The average person will change jobs between 10 and 15 times and change careers three times. Employers integrate technology into hiring practices and require specific skill sets from their employees. In order to compete for openings, job seekers need to enhance their techniques in contacting and marketing themselves to employers. These techniques involve: • Uploading resumes • Completing online applications • Interviewing • Testing • Using social media to project a professional image The person hired is not always the most qualified, but rather the person who has convinced the employer that he/she is the best candidate. Planning Your Time Securing a position may take more time than you anticipate. Even if you are under no economic pressure to find a job quickly, starting your search early is a good idea. Delays may hurt your chances of finding the job you want. If you have just finished school, you are competing for similar positions with other new graduates in your field. A long delay between graduation or your last job and your application for work may give an employer the impression that his organization is one of your last choices. Once you start your search, you should treat it as a full-time job.

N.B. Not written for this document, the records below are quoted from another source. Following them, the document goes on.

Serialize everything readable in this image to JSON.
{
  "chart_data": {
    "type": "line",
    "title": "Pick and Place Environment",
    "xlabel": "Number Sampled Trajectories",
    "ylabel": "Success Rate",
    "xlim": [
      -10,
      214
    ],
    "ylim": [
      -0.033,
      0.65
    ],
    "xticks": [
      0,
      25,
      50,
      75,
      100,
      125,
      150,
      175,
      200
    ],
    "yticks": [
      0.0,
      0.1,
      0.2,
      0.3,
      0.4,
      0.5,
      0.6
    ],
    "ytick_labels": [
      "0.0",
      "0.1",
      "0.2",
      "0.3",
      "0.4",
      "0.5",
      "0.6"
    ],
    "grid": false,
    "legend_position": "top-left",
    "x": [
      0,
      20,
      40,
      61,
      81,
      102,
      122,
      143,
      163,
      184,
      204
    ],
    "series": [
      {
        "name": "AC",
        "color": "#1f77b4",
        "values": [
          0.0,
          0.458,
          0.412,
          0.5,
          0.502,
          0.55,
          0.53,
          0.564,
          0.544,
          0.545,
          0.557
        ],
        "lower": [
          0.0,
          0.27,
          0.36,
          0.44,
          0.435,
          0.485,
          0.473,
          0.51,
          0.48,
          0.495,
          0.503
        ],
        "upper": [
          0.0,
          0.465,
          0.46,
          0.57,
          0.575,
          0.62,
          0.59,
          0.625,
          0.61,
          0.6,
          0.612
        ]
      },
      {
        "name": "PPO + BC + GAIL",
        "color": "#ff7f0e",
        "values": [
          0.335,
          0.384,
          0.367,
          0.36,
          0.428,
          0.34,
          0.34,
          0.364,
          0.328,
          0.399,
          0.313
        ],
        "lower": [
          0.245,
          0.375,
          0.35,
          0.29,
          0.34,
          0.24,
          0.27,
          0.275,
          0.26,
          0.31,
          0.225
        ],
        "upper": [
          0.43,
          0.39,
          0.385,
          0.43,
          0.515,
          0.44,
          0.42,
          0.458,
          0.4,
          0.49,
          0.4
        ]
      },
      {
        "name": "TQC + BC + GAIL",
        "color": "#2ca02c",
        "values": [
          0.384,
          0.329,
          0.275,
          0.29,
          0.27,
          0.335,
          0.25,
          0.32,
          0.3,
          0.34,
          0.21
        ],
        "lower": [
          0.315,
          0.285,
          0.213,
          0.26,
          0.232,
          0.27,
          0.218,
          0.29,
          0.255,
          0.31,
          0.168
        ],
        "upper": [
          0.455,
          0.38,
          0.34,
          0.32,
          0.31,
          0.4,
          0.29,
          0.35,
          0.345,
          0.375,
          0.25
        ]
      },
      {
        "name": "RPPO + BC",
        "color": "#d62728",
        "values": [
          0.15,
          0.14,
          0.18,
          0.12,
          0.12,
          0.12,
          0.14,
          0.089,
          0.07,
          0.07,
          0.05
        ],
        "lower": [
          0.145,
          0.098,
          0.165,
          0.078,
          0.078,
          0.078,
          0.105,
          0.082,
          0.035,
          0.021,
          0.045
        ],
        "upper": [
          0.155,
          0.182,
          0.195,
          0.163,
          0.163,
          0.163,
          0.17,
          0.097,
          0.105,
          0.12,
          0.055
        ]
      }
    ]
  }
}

A successful job search is more than just a resume and a job application. It is a series of positive contacts with prospective employers, and it will involve some work on your part. This is some of the most important work that you will ever do, so it is important that you not only take it seriously, but that you give yourself enough time to get it right. • Plan to write, and then review, your resume and cover letter every time you apply for a job. Work with your campus Career Services team to review your resume, cover letters and reference sheet. • Adapt your resumes and cover letters to match the requirements of job descriptions (see page 34). • Be sure to do a lot of research on your target industry. Select companies that may have potential positions for you and certainly those companies with which you have scheduled interviews. • Work on your 30-second “elevator speech” (see page 7), which is vital in tight time situations, such as career fairs, and professional and social networking events. This is your opportunity to present your qualifications, your background and yourself in a positive manner. The following pages will guide you through the job search process. This manual is divided into sections that focus on specific steps to assist you to reach your objective of securing a job in your chosen career field. Many people begin or return to school with a goal of career advancement. The culmination of this time spent is not just receiving a degree or certificate but securing a new career. This process may be as simple as using new skills and credentials for advancement within the same career area and company. It may also be as complex as making a radical career change, such as going from being a school teacher to a systems analyst.